Sambil membereskan meja dan memasukkan alat tulis ke tasku, kudengar Yunus memanggil setengah berteriak.
"Ibu, a tebak ini jam berapa"
Aku menanggapi dengan santai "jam berapa hayo? "
Yunus menimpali "Belum pas jam 12 Ibu, sedikit lagi"
"Kamu tahu dari mana? " tanyaku seakan penasaran. Lalu Yunus melambaikan tangan seolah memanggilku lebih dekat "Ibu lihat e, sa pu bayangan masih ada. Belum diatas sa pu kepala. Artinya belum pas jam 12 Ibu"
Ku lirik jam tanganku, benar saja, ini baru jam 11.50. Jam 12 kurang 10 menit.

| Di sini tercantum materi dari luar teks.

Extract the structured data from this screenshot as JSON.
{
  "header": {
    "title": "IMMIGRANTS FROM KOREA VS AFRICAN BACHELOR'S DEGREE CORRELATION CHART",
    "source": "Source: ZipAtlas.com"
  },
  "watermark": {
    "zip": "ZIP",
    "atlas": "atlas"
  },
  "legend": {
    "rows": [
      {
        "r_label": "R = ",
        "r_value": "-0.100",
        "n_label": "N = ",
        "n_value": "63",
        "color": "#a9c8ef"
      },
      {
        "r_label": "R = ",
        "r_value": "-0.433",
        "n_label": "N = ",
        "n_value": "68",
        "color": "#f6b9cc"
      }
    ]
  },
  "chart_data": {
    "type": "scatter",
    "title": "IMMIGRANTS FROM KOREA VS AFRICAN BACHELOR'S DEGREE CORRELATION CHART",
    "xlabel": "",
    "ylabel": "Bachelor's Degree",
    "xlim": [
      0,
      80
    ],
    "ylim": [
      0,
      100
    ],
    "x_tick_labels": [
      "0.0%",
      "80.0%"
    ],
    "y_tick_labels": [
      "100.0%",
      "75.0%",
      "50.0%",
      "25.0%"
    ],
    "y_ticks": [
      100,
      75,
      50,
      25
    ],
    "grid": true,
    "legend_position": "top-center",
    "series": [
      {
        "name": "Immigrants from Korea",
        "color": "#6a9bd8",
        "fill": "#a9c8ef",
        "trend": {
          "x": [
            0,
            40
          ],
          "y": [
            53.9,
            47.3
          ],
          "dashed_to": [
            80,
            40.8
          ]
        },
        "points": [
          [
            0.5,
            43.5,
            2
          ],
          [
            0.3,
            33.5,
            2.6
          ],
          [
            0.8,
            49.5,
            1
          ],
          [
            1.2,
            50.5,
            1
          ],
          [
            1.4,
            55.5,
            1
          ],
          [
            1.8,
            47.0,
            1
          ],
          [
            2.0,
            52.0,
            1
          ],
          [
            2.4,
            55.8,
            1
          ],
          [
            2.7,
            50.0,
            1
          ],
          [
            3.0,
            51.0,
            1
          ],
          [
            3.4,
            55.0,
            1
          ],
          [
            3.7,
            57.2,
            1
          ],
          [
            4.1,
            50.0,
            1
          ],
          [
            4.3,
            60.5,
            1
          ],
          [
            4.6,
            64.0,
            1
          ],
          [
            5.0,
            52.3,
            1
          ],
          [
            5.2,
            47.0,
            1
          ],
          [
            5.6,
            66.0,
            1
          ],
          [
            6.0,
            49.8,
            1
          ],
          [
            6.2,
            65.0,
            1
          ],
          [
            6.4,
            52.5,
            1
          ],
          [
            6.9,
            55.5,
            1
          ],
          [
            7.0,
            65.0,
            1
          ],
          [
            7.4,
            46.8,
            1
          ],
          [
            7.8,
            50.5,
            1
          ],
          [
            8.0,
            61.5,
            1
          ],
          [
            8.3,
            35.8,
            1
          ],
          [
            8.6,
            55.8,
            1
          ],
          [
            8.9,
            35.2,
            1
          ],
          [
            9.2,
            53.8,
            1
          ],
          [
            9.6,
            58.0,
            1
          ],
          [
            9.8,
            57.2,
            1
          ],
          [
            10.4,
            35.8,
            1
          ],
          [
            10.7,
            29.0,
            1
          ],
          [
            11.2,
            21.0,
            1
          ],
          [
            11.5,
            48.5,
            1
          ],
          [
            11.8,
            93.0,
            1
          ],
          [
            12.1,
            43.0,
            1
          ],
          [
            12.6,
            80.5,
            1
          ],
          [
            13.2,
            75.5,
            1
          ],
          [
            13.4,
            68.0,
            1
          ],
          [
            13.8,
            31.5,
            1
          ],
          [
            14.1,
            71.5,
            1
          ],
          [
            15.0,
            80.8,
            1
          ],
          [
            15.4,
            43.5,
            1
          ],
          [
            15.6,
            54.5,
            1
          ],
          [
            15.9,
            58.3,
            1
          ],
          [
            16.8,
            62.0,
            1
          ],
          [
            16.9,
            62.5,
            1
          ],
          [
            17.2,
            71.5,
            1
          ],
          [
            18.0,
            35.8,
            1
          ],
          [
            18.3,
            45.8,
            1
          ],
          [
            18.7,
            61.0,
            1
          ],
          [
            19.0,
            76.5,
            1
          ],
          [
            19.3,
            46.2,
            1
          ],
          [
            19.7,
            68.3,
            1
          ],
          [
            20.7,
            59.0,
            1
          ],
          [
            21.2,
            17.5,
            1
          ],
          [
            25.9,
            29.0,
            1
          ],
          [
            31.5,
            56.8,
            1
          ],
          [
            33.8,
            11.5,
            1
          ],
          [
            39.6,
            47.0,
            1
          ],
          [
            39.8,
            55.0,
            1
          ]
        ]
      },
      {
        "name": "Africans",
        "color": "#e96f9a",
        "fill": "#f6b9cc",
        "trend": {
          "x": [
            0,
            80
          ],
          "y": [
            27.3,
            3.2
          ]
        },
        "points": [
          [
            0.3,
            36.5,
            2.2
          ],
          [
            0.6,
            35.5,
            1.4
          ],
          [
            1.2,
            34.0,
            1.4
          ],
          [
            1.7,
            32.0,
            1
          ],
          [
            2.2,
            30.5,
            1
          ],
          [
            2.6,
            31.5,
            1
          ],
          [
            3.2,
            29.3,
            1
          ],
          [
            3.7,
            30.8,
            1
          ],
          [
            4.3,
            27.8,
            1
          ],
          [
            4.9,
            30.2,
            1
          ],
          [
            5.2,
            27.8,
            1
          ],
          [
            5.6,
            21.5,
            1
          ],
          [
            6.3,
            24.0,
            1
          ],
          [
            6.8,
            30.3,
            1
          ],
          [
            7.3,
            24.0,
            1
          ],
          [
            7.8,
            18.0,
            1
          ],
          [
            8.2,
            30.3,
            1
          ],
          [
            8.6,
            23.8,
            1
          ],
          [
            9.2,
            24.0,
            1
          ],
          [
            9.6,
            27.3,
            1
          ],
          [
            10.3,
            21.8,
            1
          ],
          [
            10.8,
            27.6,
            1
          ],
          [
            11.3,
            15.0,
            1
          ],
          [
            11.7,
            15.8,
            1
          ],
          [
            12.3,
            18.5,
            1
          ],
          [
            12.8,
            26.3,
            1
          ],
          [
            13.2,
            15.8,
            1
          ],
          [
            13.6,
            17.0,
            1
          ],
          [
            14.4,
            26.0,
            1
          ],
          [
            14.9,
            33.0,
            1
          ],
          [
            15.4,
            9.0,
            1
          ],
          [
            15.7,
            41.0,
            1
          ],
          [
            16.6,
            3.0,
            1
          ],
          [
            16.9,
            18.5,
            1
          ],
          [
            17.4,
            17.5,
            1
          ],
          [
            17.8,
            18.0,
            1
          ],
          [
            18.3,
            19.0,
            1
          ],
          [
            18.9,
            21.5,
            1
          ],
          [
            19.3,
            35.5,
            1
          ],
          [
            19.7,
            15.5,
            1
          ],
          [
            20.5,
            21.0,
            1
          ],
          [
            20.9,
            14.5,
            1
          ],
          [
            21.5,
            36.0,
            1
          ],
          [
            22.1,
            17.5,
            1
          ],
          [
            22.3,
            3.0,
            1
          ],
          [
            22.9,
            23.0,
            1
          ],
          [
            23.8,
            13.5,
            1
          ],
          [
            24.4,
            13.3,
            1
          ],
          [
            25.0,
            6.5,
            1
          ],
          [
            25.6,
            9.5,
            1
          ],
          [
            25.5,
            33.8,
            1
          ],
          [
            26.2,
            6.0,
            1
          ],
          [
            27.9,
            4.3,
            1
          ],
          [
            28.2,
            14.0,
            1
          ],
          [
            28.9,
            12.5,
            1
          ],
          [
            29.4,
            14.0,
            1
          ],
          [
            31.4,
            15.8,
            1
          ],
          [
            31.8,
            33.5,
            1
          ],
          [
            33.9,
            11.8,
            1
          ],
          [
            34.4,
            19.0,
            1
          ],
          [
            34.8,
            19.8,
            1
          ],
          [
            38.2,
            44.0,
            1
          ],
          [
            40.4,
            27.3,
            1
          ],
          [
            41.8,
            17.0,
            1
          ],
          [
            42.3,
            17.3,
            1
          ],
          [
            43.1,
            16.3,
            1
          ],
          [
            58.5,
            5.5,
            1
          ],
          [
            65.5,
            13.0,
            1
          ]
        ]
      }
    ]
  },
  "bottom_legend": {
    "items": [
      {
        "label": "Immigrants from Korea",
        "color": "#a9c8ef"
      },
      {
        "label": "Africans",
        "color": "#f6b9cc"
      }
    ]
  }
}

Yunus yang menyadari aku membenarkan ramalannya tersenyum menang.
"Ibu, betul toh? " Akupun mengangguk tanda mengiyakan.
"Ibu, a tunggu sedikit lagi e. Kalau bayangan su hilang, a pulang"
Aku terkekeh melihat tingkah anak muridku yang satu ini. Aku tidak mau membatasi rasa ingin tahunya. Ku temani ia di tengah lapangan sambil kami mengamati pergerakan bayangan.
Wah, aku merasakan proses belajar Yunus yang natural.
Bukan sekadar membaca teori bayangan, lebih dari itu Yunus mengeluarkan sikap ilmiah yg jd modal awal seorang pecinta sains.
Aku bersyukur, anak didikku bisa mengelaborasi apa yg dipelajari di sekolah. Memang nampak sederhana, tapi tidak semua orang mau melakukannya.
Terimakasih untuk bahagia sederhana di hari ini Yunus. Ibu tahu kamu adalah bibit pembelajar. Teruslah bertanya, teruslah membuktikan.
Siang ini terik, tapi hati Ibu guru terasa sejuk.
Jika pagi tadi anak-anak dengan ruangnya bercerita jam mencari (melaut) orangtua mereka yang berpatokan pada tinggi rendah matahari, siang hari Yunus mengerti bahwa hari ini dia pulang sekolah sebelum jam 12 tepat.
10 menit untuk belajar dan mengajari diri sendiri.